Jon Vickers dies at 88; opera singer nicknamed ‘God’s tenor’

Jon Vickers in the role of Florestan and Sena Jurinac as Leonora in "Fidelio" at the Royal Opera House in Covent Garden in London in 1961. Critic John Ardoin described Vickers' voice as “holding a hundred colors and inflections.”

Jon Vickers in the role of Florestan and Sena Jurinac as Leonora in “Fidelio” at the Royal Opera House in Covent Garden in London in 1961. Critic John Ardoin described Vickers’ voice as “holding a hundred colors and inflections.”

(Bob Dear, Associated Press)

Canada-born opera singer Jon Vickers, nicknamed “God’s tenor” for his inimitable voice and strong Christian beliefs, has died. He was 88.

The Royal Opera House opera, citing a statement from Vickers’ family, said he died Friday in the Canadian province of Ontario after a struggle with Alzheimer’s disease.

In interviews, Vickers said he never aspired to opera. He wanted to study medicine, but he didn’t have the money for medical school. At 20, he was assistant manager of Woolworth’s stores in Manitoba, singing in church choirs as business took him across the province.

After winning a scholarship in 1950 to Toronto’s Royal Conservatory of Music, he appeared in operas throughout Canada. In 1957, he debuted at the Royal Opera in London. A year later, he performed at Germany’s Bayreuth festival, going on to become one of the world’s leading performers of Richard Wagner, acclaimed for roles including Siegmund in “Die Walkuere.”
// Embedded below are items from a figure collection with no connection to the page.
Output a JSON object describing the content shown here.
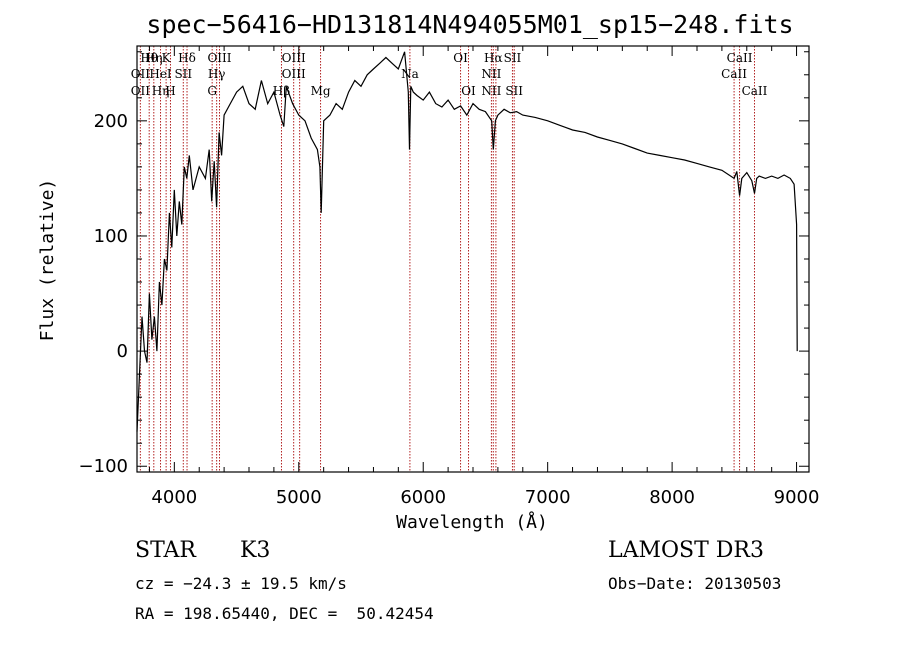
{
  "chart_data": {
    "type": "line",
    "title": "spec−56416−HD131814N494055M01_sp15−248.fits",
    "xlabel": "Wavelength (Å)",
    "ylabel": "Flux (relative)",
    "xlim": [
      3700,
      9100
    ],
    "ylim": [
      -105,
      265
    ],
    "xticks": [
      4000,
      5000,
      6000,
      7000,
      8000,
      9000
    ],
    "yticks": [
      -100,
      0,
      100,
      200
    ],
    "ytick_labels": [
      "−100",
      "0",
      "100",
      "200"
    ],
    "series": [
      {
        "x": [
          3700,
          3720,
          3740,
          3760,
          3780,
          3800,
          3820,
          3840,
          3860,
          3880,
          3900,
          3920,
          3940,
          3960,
          3980,
          4000,
          4020,
          4040,
          4060,
          4080,
          4100,
          4120,
          4150,
          4200,
          4250,
          4280,
          4300,
          4320,
          4340,
          4360,
          4380,
          4400,
          4450,
          4500,
          4550,
          4600,
          4650,
          4700,
          4750,
          4800,
          4850,
          4880,
          4900,
          4950,
          5000,
          5050,
          5100,
          5150,
          5170,
          5180,
          5200,
          5250,
          5300,
          5350,
          5400,
          5450,
          5500,
          5550,
          5600,
          5650,
          5700,
          5750,
          5800,
          5850,
          5880,
          5890,
          5900,
          5920,
          5950,
          6000,
          6050,
          6100,
          6150,
          6200,
          6250,
          6300,
          6350,
          6400,
          6450,
          6500,
          6550,
          6563,
          6580,
          6600,
          6650,
          6700,
          6750,
          6800,
          6900,
          7000,
          7100,
          7200,
          7300,
          7400,
          7500,
          7600,
          7700,
          7800,
          7900,
          8000,
          8100,
          8200,
          8300,
          8400,
          8498,
          8520,
          8542,
          8560,
          8600,
          8640,
          8662,
          8680,
          8700,
          8750,
          8800,
          8850,
          8900,
          8950,
          8980,
          9000,
          9005
        ],
        "values": [
          -70,
          -20,
          30,
          0,
          -10,
          50,
          10,
          30,
          0,
          60,
          40,
          80,
          70,
          120,
          90,
          140,
          100,
          130,
          110,
          160,
          150,
          170,
          140,
          160,
          150,
          175,
          130,
          165,
          125,
          190,
          170,
          205,
          215,
          225,
          230,
          215,
          210,
          235,
          215,
          225,
          205,
          195,
          230,
          215,
          205,
          200,
          185,
          175,
          160,
          120,
          200,
          205,
          215,
          210,
          225,
          235,
          230,
          240,
          245,
          250,
          255,
          250,
          245,
          260,
          225,
          175,
          230,
          225,
          222,
          218,
          225,
          215,
          212,
          218,
          210,
          213,
          205,
          215,
          210,
          208,
          200,
          175,
          200,
          205,
          210,
          207,
          208,
          205,
          203,
          200,
          196,
          192,
          190,
          186,
          183,
          180,
          176,
          172,
          170,
          168,
          166,
          163,
          160,
          157,
          150,
          156,
          135,
          150,
          155,
          148,
          137,
          150,
          152,
          150,
          152,
          150,
          153,
          150,
          145,
          110,
          0
        ]
      }
    ],
    "lines": [
      {
        "wl": 3727,
        "labels": [
          "",
          "OII",
          "OII"
        ]
      },
      {
        "wl": 3798,
        "labels": [
          "Hθ",
          "",
          ""
        ]
      },
      {
        "wl": 3835,
        "labels": [
          "Hη",
          "",
          ""
        ]
      },
      {
        "wl": 3889,
        "labels": [
          "",
          "HeI",
          "Hη"
        ]
      },
      {
        "wl": 3934,
        "labels": [
          "K",
          "",
          ""
        ]
      },
      {
        "wl": 3969,
        "labels": [
          "",
          "",
          "H"
        ]
      },
      {
        "wl": 4072,
        "labels": [
          "",
          "SII",
          ""
        ]
      },
      {
        "wl": 4102,
        "labels": [
          "Hδ",
          "",
          ""
        ]
      },
      {
        "wl": 4304,
        "labels": [
          "",
          "",
          "G"
        ]
      },
      {
        "wl": 4340,
        "labels": [
          "",
          "Hγ",
          ""
        ]
      },
      {
        "wl": 4363,
        "labels": [
          "OIII",
          "",
          ""
        ]
      },
      {
        "wl": 4861,
        "labels": [
          "",
          "",
          "Hβ"
        ]
      },
      {
        "wl": 4959,
        "labels": [
          "OIII",
          "OIII",
          ""
        ]
      },
      {
        "wl": 5007,
        "labels": [
          "",
          "",
          ""
        ]
      },
      {
        "wl": 5175,
        "labels": [
          "",
          "",
          "Mg"
        ]
      },
      {
        "wl": 5893,
        "labels": [
          "",
          "Na",
          ""
        ]
      },
      {
        "wl": 6300,
        "labels": [
          "OI",
          "",
          ""
        ]
      },
      {
        "wl": 6364,
        "labels": [
          "",
          "",
          "OI"
        ]
      },
      {
        "wl": 6548,
        "labels": [
          "",
          "NII",
          "NII"
        ]
      },
      {
        "wl": 6563,
        "labels": [
          "Hα",
          "",
          ""
        ]
      },
      {
        "wl": 6584,
        "labels": [
          "",
          "",
          ""
        ]
      },
      {
        "wl": 6717,
        "labels": [
          "SII",
          "",
          ""
        ]
      },
      {
        "wl": 6731,
        "labels": [
          "",
          "",
          "SII"
        ]
      },
      {
        "wl": 8498,
        "labels": [
          "",
          "CaII",
          ""
        ]
      },
      {
        "wl": 8542,
        "labels": [
          "CaII",
          "",
          ""
        ]
      },
      {
        "wl": 8662,
        "labels": [
          "",
          "",
          "CaII"
        ]
      }
    ],
    "line_color": "#b22222",
    "grid": false
  },
  "info": {
    "object_class": "STAR",
    "subclass": "K3",
    "survey": "LAMOST DR3",
    "cz": "cz = −24.3 ± 19.5 km/s",
    "obs_date": "Obs−Date: 20130503",
    "coords": "RA = 198.65440, DEC =  50.42454"
  }
}
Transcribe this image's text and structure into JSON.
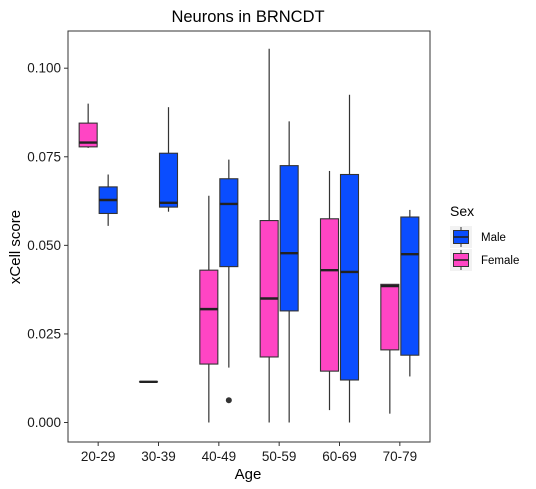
{
  "chart_data": {
    "type": "boxplot",
    "title": "Neurons in BRNCDT",
    "xlabel": "Age",
    "ylabel": "xCell score",
    "categories": [
      "20-29",
      "30-39",
      "40-49",
      "50-59",
      "60-69",
      "70-79"
    ],
    "ylim": [
      -0.0055,
      0.1105
    ],
    "yticks": [
      0.0,
      0.025,
      0.05,
      0.075,
      0.1
    ],
    "ytick_labels": [
      "0.000",
      "0.025",
      "0.050",
      "0.075",
      "0.100"
    ],
    "grid": false,
    "legend": {
      "title": "Sex",
      "position": "right",
      "entries": [
        {
          "name": "Male",
          "color": "#0a4dff"
        },
        {
          "name": "Female",
          "color": "#ff45c4"
        }
      ]
    },
    "series": [
      {
        "name": "Female",
        "color": "#ff45c4",
        "boxes": [
          {
            "category": "20-29",
            "min": 0.0775,
            "q1": 0.0778,
            "median": 0.079,
            "q3": 0.0845,
            "max": 0.09,
            "outliers": []
          },
          {
            "category": "30-39",
            "min": 0.0115,
            "q1": 0.0115,
            "median": 0.0115,
            "q3": 0.0115,
            "max": 0.0115,
            "outliers": []
          },
          {
            "category": "40-49",
            "min": 0.0,
            "q1": 0.0165,
            "median": 0.032,
            "q3": 0.043,
            "max": 0.064,
            "outliers": []
          },
          {
            "category": "50-59",
            "min": 0.0,
            "q1": 0.0185,
            "median": 0.035,
            "q3": 0.057,
            "max": 0.1055,
            "outliers": []
          },
          {
            "category": "60-69",
            "min": 0.0035,
            "q1": 0.0145,
            "median": 0.043,
            "q3": 0.0575,
            "max": 0.071,
            "outliers": []
          },
          {
            "category": "70-79",
            "min": 0.0025,
            "q1": 0.0205,
            "median": 0.0385,
            "q3": 0.039,
            "max": 0.039,
            "outliers": []
          }
        ]
      },
      {
        "name": "Male",
        "color": "#0a4dff",
        "boxes": [
          {
            "category": "20-29",
            "min": 0.0555,
            "q1": 0.059,
            "median": 0.0628,
            "q3": 0.0665,
            "max": 0.07,
            "outliers": []
          },
          {
            "category": "30-39",
            "min": 0.0595,
            "q1": 0.0608,
            "median": 0.062,
            "q3": 0.076,
            "max": 0.089,
            "outliers": []
          },
          {
            "category": "40-49",
            "min": 0.0155,
            "q1": 0.044,
            "median": 0.0617,
            "q3": 0.0688,
            "max": 0.0742,
            "outliers": [
              0.0063
            ]
          },
          {
            "category": "50-59",
            "min": 0.0,
            "q1": 0.0315,
            "median": 0.0478,
            "q3": 0.0725,
            "max": 0.085,
            "outliers": []
          },
          {
            "category": "60-69",
            "min": 0.0,
            "q1": 0.012,
            "median": 0.0425,
            "q3": 0.07,
            "max": 0.0925,
            "outliers": []
          },
          {
            "category": "70-79",
            "min": 0.013,
            "q1": 0.019,
            "median": 0.0475,
            "q3": 0.058,
            "max": 0.06,
            "outliers": []
          }
        ]
      }
    ]
  }
}
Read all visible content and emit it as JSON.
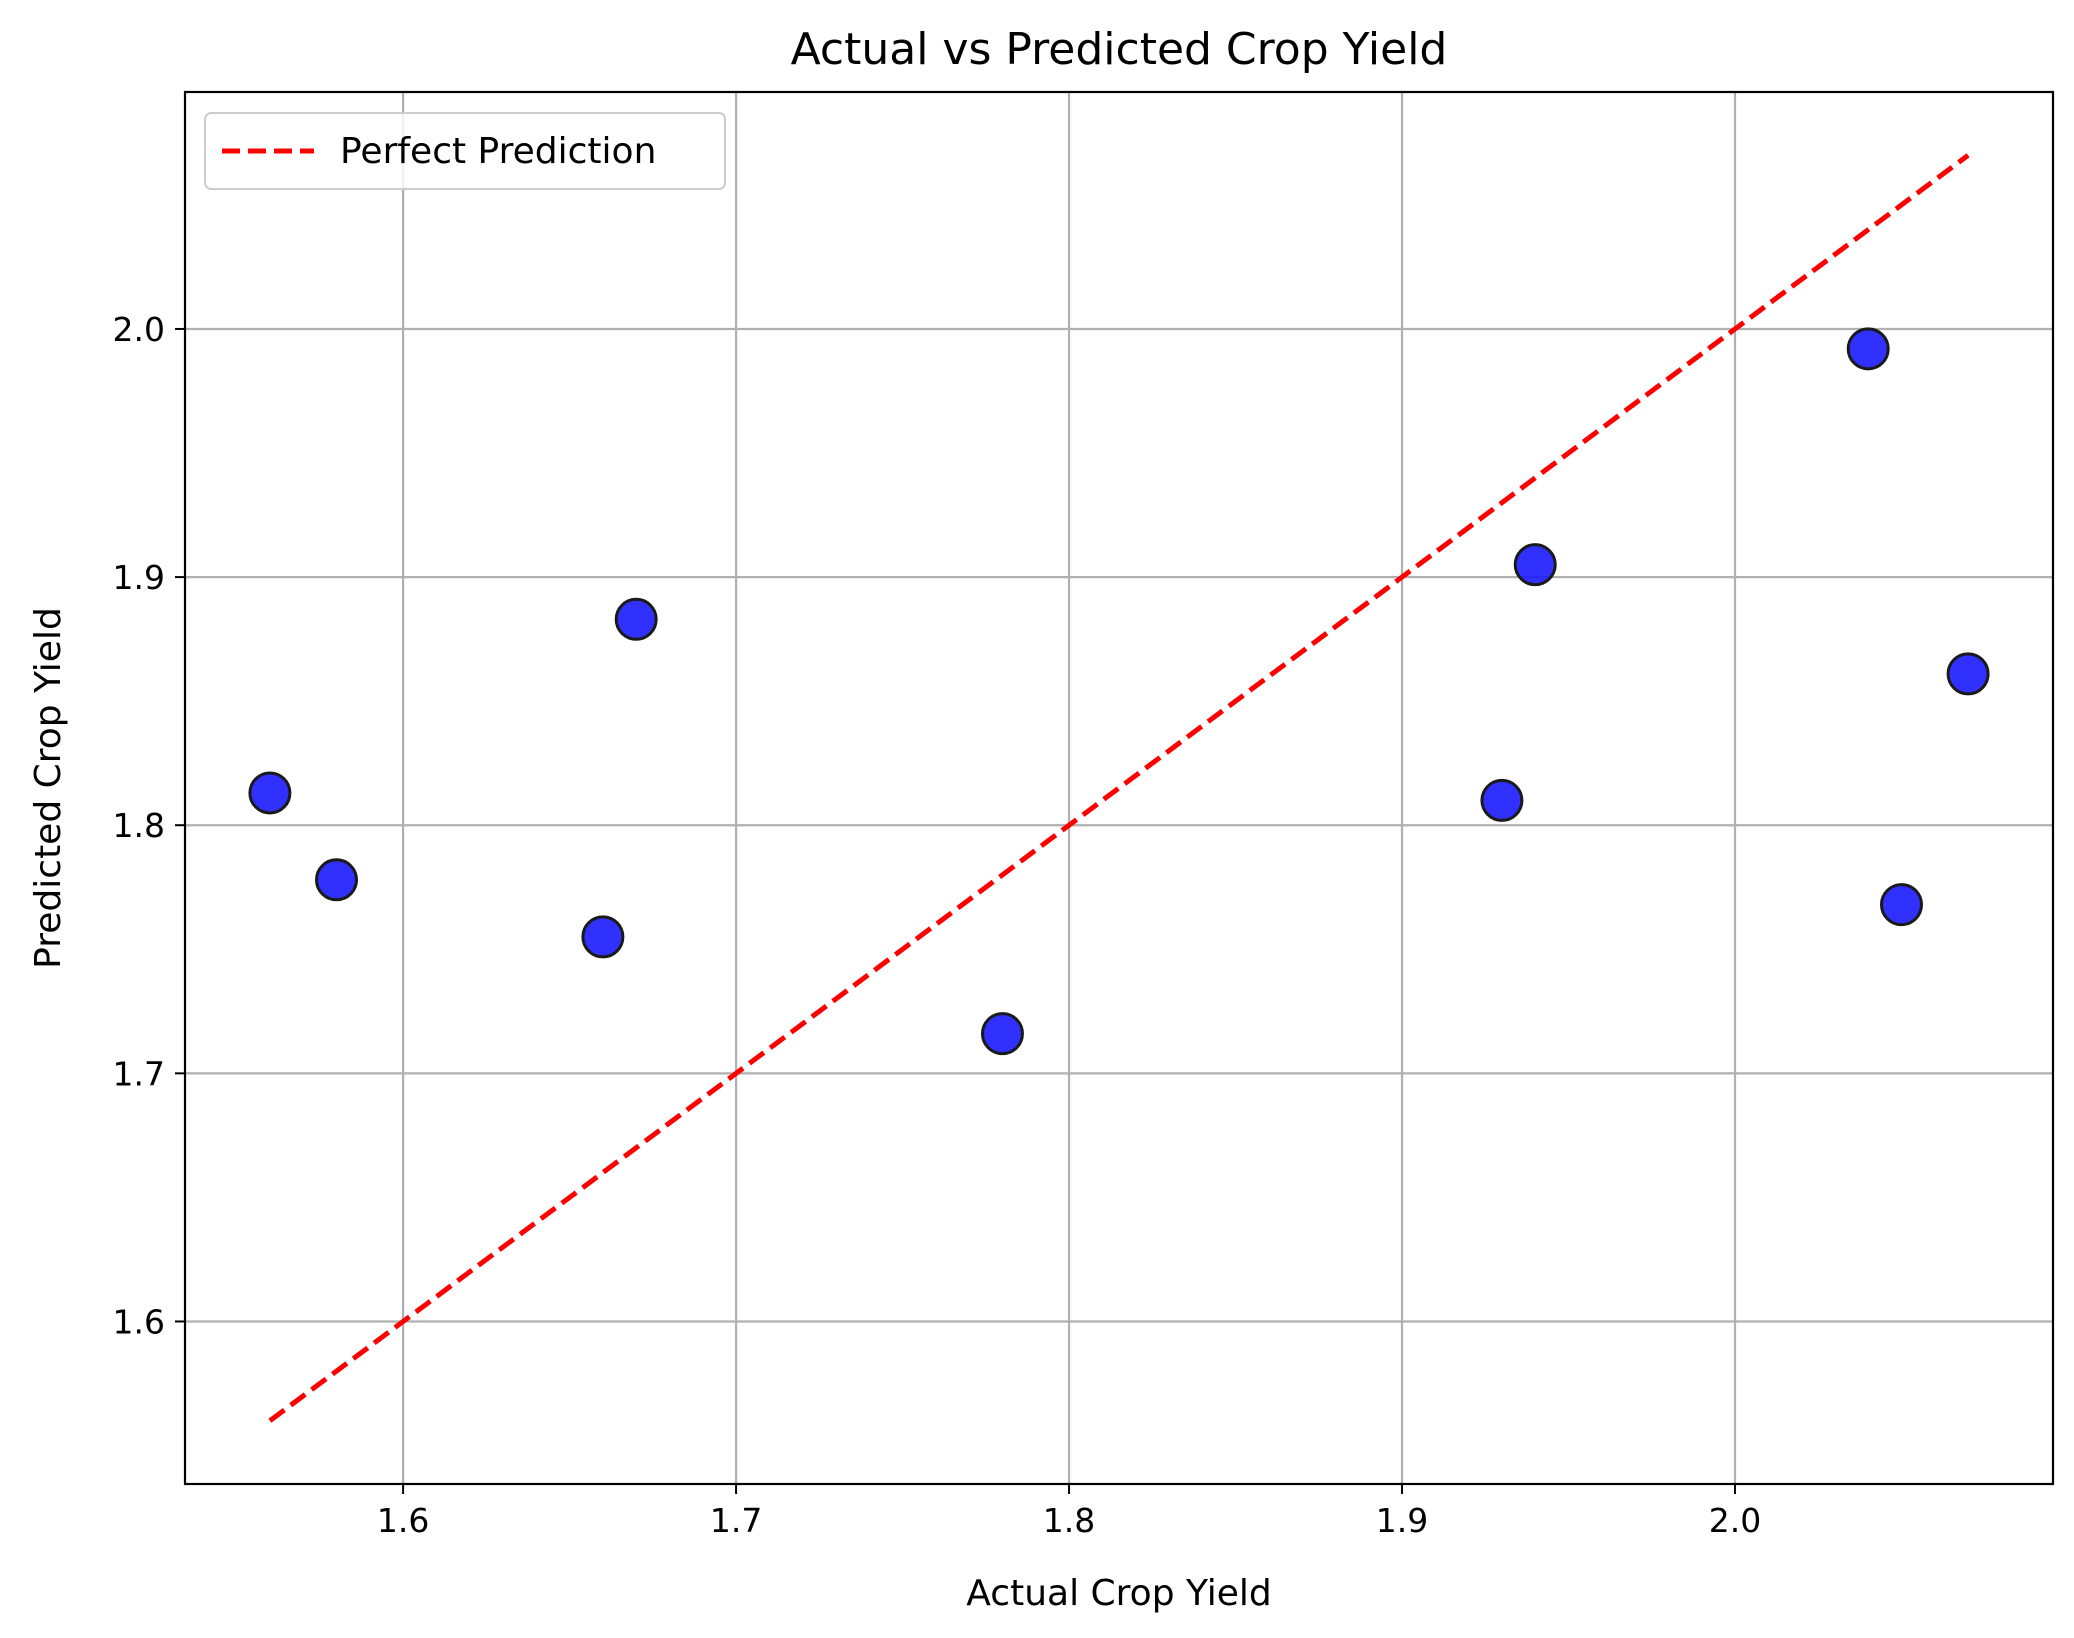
{
  "chart_data": {
    "type": "scatter",
    "title": "Actual vs Predicted Crop Yield",
    "xlabel": "Actual Crop Yield",
    "ylabel": "Predicted Crop Yield",
    "xlim": [
      1.5345,
      2.0955
    ],
    "ylim": [
      1.5345,
      2.0955
    ],
    "xticks": [
      1.6,
      1.7,
      1.8,
      1.9,
      2.0
    ],
    "yticks": [
      1.6,
      1.7,
      1.8,
      1.9,
      2.0
    ],
    "xtick_labels": [
      "1.6",
      "1.7",
      "1.8",
      "1.9",
      "2.0"
    ],
    "ytick_labels": [
      "1.6",
      "1.7",
      "1.8",
      "1.9",
      "2.0"
    ],
    "grid": true,
    "legend": {
      "placement": "upper-left",
      "entries": [
        {
          "label": "Perfect Prediction",
          "style": "dashed-line",
          "color": "#ff0000"
        }
      ]
    },
    "series": [
      {
        "type": "scatter",
        "color": "#1a1aff",
        "edge_color": "#1a1a1a",
        "points": [
          {
            "x": 1.56,
            "y": 1.813
          },
          {
            "x": 1.58,
            "y": 1.778
          },
          {
            "x": 1.66,
            "y": 1.755
          },
          {
            "x": 1.67,
            "y": 1.883
          },
          {
            "x": 1.78,
            "y": 1.716
          },
          {
            "x": 1.93,
            "y": 1.81
          },
          {
            "x": 1.94,
            "y": 1.905
          },
          {
            "x": 2.04,
            "y": 1.992
          },
          {
            "x": 2.05,
            "y": 1.768
          },
          {
            "x": 2.07,
            "y": 1.861
          }
        ]
      },
      {
        "name": "Perfect Prediction",
        "type": "line",
        "style": "dashed",
        "color": "#ff0000",
        "points": [
          {
            "x": 1.56,
            "y": 1.56
          },
          {
            "x": 2.07,
            "y": 2.07
          }
        ]
      }
    ]
  }
}
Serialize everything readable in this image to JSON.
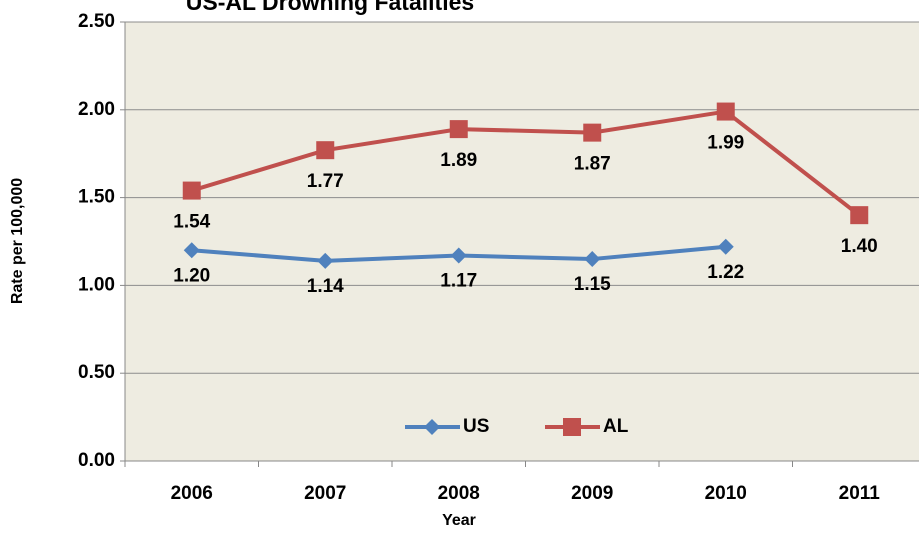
{
  "chart_data": {
    "type": "line",
    "title": "US-AL Drowning Fatalities",
    "x_label": "Year",
    "y_label": "Rate per 100,000",
    "categories": [
      "2006",
      "2007",
      "2008",
      "2009",
      "2010",
      "2011"
    ],
    "series": [
      {
        "name": "US",
        "color": "#4f81bd",
        "marker": "diamond",
        "values": [
          1.2,
          1.14,
          1.17,
          1.15,
          1.22,
          null
        ],
        "value_labels": [
          "1.20",
          "1.14",
          "1.17",
          "1.15",
          "1.22",
          null
        ]
      },
      {
        "name": "AL",
        "color": "#c0504d",
        "marker": "square",
        "values": [
          1.54,
          1.77,
          1.89,
          1.87,
          1.99,
          1.4
        ],
        "value_labels": [
          "1.54",
          "1.77",
          "1.89",
          "1.87",
          "1.99",
          "1.40"
        ]
      }
    ],
    "ylim": [
      0,
      2.5
    ],
    "yticks": [
      {
        "value": 0,
        "label": "0.00"
      },
      {
        "value": 0.5,
        "label": "0.50"
      },
      {
        "value": 1,
        "label": "1.00"
      },
      {
        "value": 1.5,
        "label": "1.50"
      },
      {
        "value": 2,
        "label": "2.00"
      },
      {
        "value": 2.5,
        "label": "2.50"
      }
    ],
    "grid": true,
    "legend": "bottom"
  }
}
From 1960, he was a regular at New York’s Metropolitan Opera, where his signature roles included Benjamin Britten’s “Peter Grimes.”

Vickers stood out among dramatic tenors for the intensity of his performances and his richly powerful voice, described by critic John Ardoin as “holding a hundred colors and inflections.”

“Art is a wrestling with the meaning of life,” Vickers once said, and his religious faith informed his artistic choices.

Born in Prince Albert, Canada on Oct. 29, 1926, Jonathan Stewart Vickers was one of the world’s top tenors for three decades, collecting devoted fans, numerous honorary degrees and two Grammy Awards.

After retiring in 1988, he was drawn back to the rural life he enjoyed as a youngster. His family’s statement said he was “a man of the land who was the most at home on his farm, surrounded by nature and his family.”

Despite his association with Wagner’s works, he found the German composer — whose anti-Semitism made him a favorite of the Nazis — morally objectionable. In 1977, Vickers pulled out of a production of Wagner’s “Tannhauser,” saying he considered it anti-Christian. Some of his critics suggested that the work’s upper range was too challenging for him.

But, while he was known as temperamental, few argued with his artistry.

“His compelling vocal mix of bitter and sweet, of strength and frailty, made his incarnations of tormented heroes, star-crossed lovers and lonely visionaries unforgettable,” a critic for the Toronto Globe and Mail wrote in 1998. Luciano Pavarotti’s manager, Herbert Breslin, once likened Vickers’ voice to “an iron column that weeps tears.”


His wife, Henrietta, died in 1991. He is survived by a sister, five children, 11 grandchildren and two great-grandchildren.